Grundsätzlich signalisierten die sieben geladenen Gutachter unter klimapolitischen Gesichtspunkten durchgehend Zustimmung zu dem Gesetzentwurf der Koalition, mahnten aber an verschiedenen Stellen Konkretisierungen, Änderungen und Verschärfungen an. Tenor: Die Abschaffung der EEG-Umlage ist ein richtiger erster Schritt – weitere sollten zügig folgen.
„Spürbare Entlastung von Letztverbrauchern“
Dr. Thorsten Müller von der Stiftung Umweltenergierecht stellte eingangs fest, dass es abweichend von bisherigen EEG-Reformüberlegungen diesmal das zentrale Anliegen des Gesetzgebers sei, dass „eine spürbare Entlastung von Letztverbrauchern bei den Stromkosten erreicht“ wird und diese „allein und ausschließlich“ von der Maßnahme profitieren. Allerdings seien ausgerechnet die Regelungen zur Erreichung dieses Ziels nicht zielführend, sagte Müller. Laut Entwurf bestehe eine Verpflichtung zur Anpassung der vertraglich vereinbarten Strombezugspreise nämlich nur dann, wenn die EEG-Umlage in die jeweilige Preiskalkulation eingeflossen ist.

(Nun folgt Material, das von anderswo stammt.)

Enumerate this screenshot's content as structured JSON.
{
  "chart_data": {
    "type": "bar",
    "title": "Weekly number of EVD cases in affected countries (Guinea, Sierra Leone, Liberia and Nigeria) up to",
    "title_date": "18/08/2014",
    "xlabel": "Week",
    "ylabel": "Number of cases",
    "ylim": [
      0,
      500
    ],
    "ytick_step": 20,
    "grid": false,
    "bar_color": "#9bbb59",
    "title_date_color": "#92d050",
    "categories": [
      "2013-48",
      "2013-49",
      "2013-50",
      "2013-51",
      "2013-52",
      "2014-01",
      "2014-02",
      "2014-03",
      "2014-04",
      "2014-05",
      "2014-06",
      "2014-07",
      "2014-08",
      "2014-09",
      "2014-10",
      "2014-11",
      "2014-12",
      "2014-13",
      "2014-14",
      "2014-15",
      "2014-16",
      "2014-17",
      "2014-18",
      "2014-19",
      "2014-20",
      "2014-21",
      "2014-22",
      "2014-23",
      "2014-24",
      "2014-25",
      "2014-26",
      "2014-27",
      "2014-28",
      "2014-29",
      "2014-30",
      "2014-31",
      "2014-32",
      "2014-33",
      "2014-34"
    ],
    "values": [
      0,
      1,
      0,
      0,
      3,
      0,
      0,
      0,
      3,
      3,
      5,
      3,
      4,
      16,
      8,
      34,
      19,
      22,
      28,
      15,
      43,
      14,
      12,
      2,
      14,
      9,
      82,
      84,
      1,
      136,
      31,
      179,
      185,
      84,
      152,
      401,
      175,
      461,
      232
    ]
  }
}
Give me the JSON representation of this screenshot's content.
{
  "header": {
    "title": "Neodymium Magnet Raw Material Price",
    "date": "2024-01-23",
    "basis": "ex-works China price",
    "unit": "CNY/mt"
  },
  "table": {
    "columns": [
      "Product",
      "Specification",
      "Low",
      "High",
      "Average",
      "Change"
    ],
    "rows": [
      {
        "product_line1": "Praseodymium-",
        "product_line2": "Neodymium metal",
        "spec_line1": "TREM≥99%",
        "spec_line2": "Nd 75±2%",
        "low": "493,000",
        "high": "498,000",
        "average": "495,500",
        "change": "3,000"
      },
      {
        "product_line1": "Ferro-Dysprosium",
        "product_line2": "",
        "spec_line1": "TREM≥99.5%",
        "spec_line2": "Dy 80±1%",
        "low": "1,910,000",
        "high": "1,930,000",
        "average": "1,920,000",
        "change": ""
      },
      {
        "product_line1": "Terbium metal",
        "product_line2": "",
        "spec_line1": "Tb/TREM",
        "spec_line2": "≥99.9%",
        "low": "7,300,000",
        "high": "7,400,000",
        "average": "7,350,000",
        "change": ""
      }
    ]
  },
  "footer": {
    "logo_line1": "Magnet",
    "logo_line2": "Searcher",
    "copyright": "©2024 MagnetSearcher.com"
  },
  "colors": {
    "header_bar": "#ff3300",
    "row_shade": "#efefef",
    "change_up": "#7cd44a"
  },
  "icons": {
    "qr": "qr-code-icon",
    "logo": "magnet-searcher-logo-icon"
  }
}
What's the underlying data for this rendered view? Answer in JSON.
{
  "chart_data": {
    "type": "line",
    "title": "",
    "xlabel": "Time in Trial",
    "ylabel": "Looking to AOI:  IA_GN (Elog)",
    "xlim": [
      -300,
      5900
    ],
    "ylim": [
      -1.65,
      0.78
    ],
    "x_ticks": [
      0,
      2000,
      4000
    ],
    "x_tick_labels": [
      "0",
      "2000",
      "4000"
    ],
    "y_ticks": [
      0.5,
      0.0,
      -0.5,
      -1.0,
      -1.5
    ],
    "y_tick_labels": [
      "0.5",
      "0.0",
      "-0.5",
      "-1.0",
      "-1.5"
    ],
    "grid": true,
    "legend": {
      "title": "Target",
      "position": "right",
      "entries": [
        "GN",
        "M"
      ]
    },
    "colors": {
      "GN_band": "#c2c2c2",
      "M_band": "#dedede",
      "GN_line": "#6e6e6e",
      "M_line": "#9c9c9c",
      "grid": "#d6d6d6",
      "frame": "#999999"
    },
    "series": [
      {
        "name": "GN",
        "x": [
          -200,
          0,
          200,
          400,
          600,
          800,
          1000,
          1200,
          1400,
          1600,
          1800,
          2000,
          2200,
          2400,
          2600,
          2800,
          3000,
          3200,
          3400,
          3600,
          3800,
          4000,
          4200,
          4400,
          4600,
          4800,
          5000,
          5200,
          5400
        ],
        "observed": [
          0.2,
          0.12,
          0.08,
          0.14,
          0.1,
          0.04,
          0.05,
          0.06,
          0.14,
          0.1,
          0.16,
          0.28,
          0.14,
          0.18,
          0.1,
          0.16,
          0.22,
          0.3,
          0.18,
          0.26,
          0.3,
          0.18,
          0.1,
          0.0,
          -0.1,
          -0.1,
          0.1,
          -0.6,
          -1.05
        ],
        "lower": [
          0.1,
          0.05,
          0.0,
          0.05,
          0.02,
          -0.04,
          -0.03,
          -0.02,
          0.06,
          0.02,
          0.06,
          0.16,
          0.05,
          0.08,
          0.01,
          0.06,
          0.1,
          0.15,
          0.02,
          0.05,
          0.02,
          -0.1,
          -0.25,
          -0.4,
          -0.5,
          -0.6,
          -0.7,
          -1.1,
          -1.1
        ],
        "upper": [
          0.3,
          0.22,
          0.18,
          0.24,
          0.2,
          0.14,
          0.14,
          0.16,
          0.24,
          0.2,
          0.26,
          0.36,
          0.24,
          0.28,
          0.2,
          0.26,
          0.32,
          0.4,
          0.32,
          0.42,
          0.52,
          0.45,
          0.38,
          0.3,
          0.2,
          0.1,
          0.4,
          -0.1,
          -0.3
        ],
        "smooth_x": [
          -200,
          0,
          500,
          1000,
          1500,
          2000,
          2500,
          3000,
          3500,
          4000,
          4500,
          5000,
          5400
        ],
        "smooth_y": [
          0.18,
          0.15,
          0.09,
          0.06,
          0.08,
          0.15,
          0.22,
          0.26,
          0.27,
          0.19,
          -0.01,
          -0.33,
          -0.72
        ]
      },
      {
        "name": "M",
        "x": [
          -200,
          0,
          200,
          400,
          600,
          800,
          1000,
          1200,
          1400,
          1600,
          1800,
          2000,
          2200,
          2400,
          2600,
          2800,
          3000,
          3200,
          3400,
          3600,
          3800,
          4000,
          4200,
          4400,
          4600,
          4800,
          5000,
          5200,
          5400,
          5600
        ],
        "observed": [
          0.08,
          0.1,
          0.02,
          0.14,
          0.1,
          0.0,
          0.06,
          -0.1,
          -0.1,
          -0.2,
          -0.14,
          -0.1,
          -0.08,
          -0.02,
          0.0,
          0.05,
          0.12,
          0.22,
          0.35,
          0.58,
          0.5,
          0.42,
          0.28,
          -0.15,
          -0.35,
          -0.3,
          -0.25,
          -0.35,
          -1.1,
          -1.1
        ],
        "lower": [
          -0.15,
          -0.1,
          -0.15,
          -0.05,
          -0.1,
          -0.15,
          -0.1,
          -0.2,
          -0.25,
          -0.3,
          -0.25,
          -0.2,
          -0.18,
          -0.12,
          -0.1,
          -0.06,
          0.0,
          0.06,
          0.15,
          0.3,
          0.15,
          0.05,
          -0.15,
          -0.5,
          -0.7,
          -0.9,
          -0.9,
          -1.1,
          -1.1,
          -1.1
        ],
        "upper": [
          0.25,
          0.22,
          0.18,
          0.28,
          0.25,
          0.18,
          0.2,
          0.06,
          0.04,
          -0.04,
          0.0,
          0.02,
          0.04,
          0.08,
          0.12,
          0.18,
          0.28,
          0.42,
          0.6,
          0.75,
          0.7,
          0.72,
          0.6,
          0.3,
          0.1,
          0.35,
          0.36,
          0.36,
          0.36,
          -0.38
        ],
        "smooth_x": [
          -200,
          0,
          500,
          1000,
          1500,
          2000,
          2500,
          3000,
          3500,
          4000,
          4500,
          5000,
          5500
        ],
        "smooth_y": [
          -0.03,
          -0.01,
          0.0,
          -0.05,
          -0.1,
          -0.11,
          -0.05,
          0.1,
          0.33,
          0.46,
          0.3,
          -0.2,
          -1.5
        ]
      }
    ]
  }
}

Dies könne dazu führen, dass letztlich doch die Stromlieferanten und nicht die Verbraucherinnen und Verbraucher profitieren – zudem lasse sich das als interner Prozess auch nicht transparent nachvollziehen. Ein Punkt, den auch Dr. Martin Winkler, wissenschaftlicher Leiter der Clearingstelle EEG|KWKG wiederholt stark machte.
„Erheblicher Eingriff in die Vertragsfreiheit“
Dr. Paula Hahn vom Bundesverband der Energie- und Wasserwirtschaft (BDEW) zeigte sich zuversichtlich, dass mit der Absenkung der EEG-Umlage ein dämpfender Effekt bei den Preisen erzielt werden könne. Kritisch merkte sie aber an, dass durch die Neuregelungen für bereits bestehende Verträge ohne Preisanpassungsrecht ein – wenn auch befristeter – erheblicher Eingriff in die Vertragsfreiheit stattfinde.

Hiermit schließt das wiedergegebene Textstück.